Submetering is the resale of electricity or allocation of costs within a multi-tenant property. Master metered apartments are units of a multi-tenant residential building without individual electric meters; the cost of electricity for each apartment is included in the rent for that apartment. Because tenants of such units typically consume up to 30% more electricity than tenants who pay a separate bill for energy consumed, there is a demand for submetering of such units.
Systems and methods for submetering are known. One such system is disclosed in U.S. Pat. No. 4,783,748, issued Nov. 8, 1988, to Swarztrauber et al. In that system, as disclosed in the patent and as developed through 1999, the submeter (known as a Transmeter®) measures electricity by connecting to the power wires to measure voltage and through current transformers to measure current. The initial Transmeters®, manufactured from 1982 through 1991, processed the voltage and current in digital form to derive the real energy. In a development effort that spanned the period from 1988 through 1992, additional parameters were added. The Transmeters manufactured from 1992 through 1999 calculate from the measured voltage and current additional parameters such as reactive and apparent energy, power factor, total harmonic distortion, peak demand, time-of-use, voltage and current. They also stored the information in CMOS ram backed up by battery to maintain an audit trail of key energy information either every day or every 15 minutes. This type of memory storage can suffer data loss through power and battery failure, data corruption due to “fast transients”—a type of interference commonly found on power lines.

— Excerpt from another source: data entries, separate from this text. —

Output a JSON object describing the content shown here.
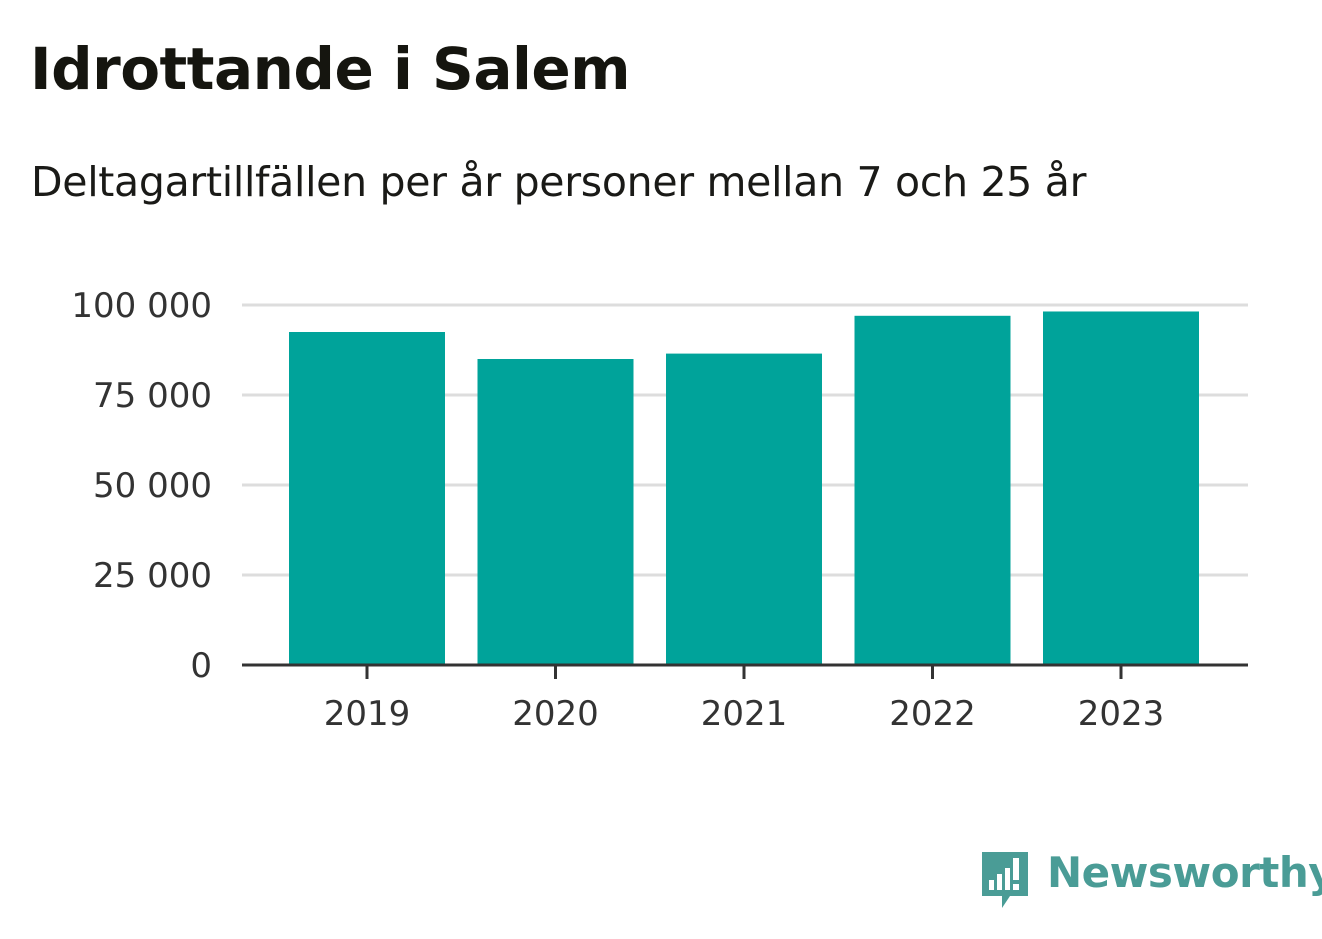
{
  "header": {
    "title": "Idrottande i Salem",
    "subtitle": "Deltagartillfällen per år personer mellan 7 och 25 år"
  },
  "brand": {
    "name": "Newsworthy",
    "icon": "newsworthy-logo-icon",
    "color": "#4a9c96"
  },
  "colors": {
    "bar": "#00a39a",
    "grid": "#dddddd",
    "axis": "#333333"
  },
  "chart_data": {
    "type": "bar",
    "categories": [
      "2019",
      "2020",
      "2021",
      "2022",
      "2023"
    ],
    "values": [
      92500,
      85000,
      86500,
      97000,
      98200
    ],
    "ylim": [
      0,
      100000
    ],
    "yticks": [
      0,
      25000,
      50000,
      75000,
      100000
    ],
    "ytick_labels": [
      "0",
      "25 000",
      "50 000",
      "75 000",
      "100 000"
    ],
    "grid": true,
    "legend": "none"
  }
}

The Transmeter® systems manufactured and sold through 1999 collect and deliver information from Transmeters® located in multi-tenant properties. The individual Transmeters® inject signals onto the power distribution lines (a technique known as power line communication, or “PLC”) in the multi-tenant property to a more centrally located device, the Transponder. The Transponder is typically installed at the point of entry of electricity to that property. If the property has more than one electrical service, one Transponder is installed per service. The Transponders are interconnected via an RS-485 network. One of the Transponders connects by modem to a dedicated standard telephone line.
The billing computer is configured to dial any property on command of the operator. The data is processed by standard spreadsheet or database programs to generate bills in either paper or machine-readable format for use by the property management companies.
However, such systems have a number of deficiencies. One deficiency is cost: units that are too costly will not be utilized in areas where the profit margins are too small or there is a relatively high probability of theft. Another deficiency shared by many systems is that the meters communicate with a central billing office via telephone lines, thus requiring additional installation of wires in the building, or at least requiring that telephone lines be located near the power lines.
The submetering market has several requirements that often fail to be met by existing submetering systems. Such requirements include: (1) stringent metering standards found outside the United States such as those of Industry Canada and the International Electrotechnical Commission (a European standards organization with applicability to most of the world outside of North America). Not only must a submeter meet electrical standards, it must comply with strict mechanical standards as well.
(2) Communication with the submeter is required outside of densely populated urban areas, where electrical distribution transformers are not necessarily located near phone lines.
(3) There is an emerging need of electric utilities to provide on-line metering databases over the Internet. This need also includes providing this information to generation companies or Energy Service Companies (ESCOs) often located very distant from the customer. Such entities require delivery of information not available with standard electro-mechanical meters.
(4) Low-cost, high-volume manufacture.